The hardcore Kyusha Shoe community was abuzz last weekend when one of the more interesting auction finds that I’ve ever come across appeared. It was a set of un-used and still in boxes Volk C1‘s complete with tags and instruction manuals, and one of the two aero options for the wheels, the flat Aero Caps.
This wasn’t the first peak we’ve had at new in boxes C1’s. A few months ago, a reader from Sweden very graciously shared his set with us. Launching in 1985, Rays Engineering called the C1 the “First Composite Wheel Made.” The value of that statement might be debatable given that the wheel is essentially a conventional aluminum dish wheel with a CFRP sheet bonded to its face. However, with some great aerodynamic add-ons, an asymmetrical design and Rays Engineering’s incredible attention to detail, in our opinion, the Volk C1 is clearly among the greatest wheels ever to come out of Japan.
And so, some of us fans discussed and debated… wondering what this set of C1’s could possible sell for.

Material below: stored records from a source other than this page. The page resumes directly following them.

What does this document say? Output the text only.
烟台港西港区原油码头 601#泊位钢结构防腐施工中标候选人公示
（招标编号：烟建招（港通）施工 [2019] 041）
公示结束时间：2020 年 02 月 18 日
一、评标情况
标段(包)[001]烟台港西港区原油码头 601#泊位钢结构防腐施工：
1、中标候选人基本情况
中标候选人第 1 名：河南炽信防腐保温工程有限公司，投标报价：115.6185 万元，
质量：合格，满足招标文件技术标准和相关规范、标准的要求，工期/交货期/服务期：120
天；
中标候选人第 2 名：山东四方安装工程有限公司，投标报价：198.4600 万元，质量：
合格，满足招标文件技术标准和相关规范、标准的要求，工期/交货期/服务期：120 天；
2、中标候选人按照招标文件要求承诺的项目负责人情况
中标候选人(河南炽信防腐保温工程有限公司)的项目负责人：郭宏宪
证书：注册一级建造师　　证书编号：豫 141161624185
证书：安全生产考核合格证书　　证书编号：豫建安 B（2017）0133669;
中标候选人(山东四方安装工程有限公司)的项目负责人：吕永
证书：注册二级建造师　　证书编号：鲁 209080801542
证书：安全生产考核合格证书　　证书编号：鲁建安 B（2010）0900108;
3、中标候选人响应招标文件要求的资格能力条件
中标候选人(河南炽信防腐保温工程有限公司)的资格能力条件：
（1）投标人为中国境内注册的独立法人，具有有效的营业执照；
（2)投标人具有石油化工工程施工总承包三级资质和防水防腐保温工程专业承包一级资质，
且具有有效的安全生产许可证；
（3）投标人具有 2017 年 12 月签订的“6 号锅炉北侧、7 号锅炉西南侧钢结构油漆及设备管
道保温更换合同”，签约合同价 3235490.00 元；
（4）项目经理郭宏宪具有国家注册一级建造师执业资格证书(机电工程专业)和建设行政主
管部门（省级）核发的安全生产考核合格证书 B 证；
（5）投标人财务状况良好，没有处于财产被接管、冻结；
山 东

Ultra-high value Kyusha Shoes tend to belong to a different class of wheel than these C1’s. They are generally ultra wide cast wheels from the seventies, or exquisite wire wheels. In general, street sports-type wheels from the eighties and nineties don’t tend to command maximum dollars, especially in measly 7J width like these C1’s were.
With less than 24hrs remaining, the bid which had started at 1, 000 円 had made its way to 61,500 円 (about $600USD) and I was converting my Canadian dollars into Japanese Yen in preparation to take a stab.
A couple of months prior I had watched a set of new in boxes Super Volk‘s (a prequel to the C1 in an era when Rays was playing around with construction techniques) go for around 80,000 円. I had expected those wheels to sell for a lot more than that, so I held optimism for the C1’s.
C1’s… that in my opinion, were missing the coolest part of the C1: the accessory option “Cooling Fins” which bolt to the wheel face to add cooling aero effects. Surely they would still be more than 80, 000円, but when they were missing the best part they couldn’t possibly be more than double that number could they? I placed my bid.
… and promptly got obliterated. The final selling price was a cool 297,000 円.
So my bid was meaningless, but it is interesting to see some great appreciation for an iconic wheel. That number puts them right in the ballpark with the most expensive set of Kyusha Shoes I’ve seen sell on auction (there’s an idea for a future post!).
“Hey look at these wheels I found, what are they worth?” is something that we find fairly often in our inboxes here. Generally, I think our answers only disappoint those who ask. We are talking about relatively simple pieces here that can be (and sometimes even are!) re-produced without incredible cost. When however, they include boxes and documentation and demonstrate designs that were revolutionary at the time, that makes them truly historic pieces.
In that case, I like to imagine that the sky is the limit.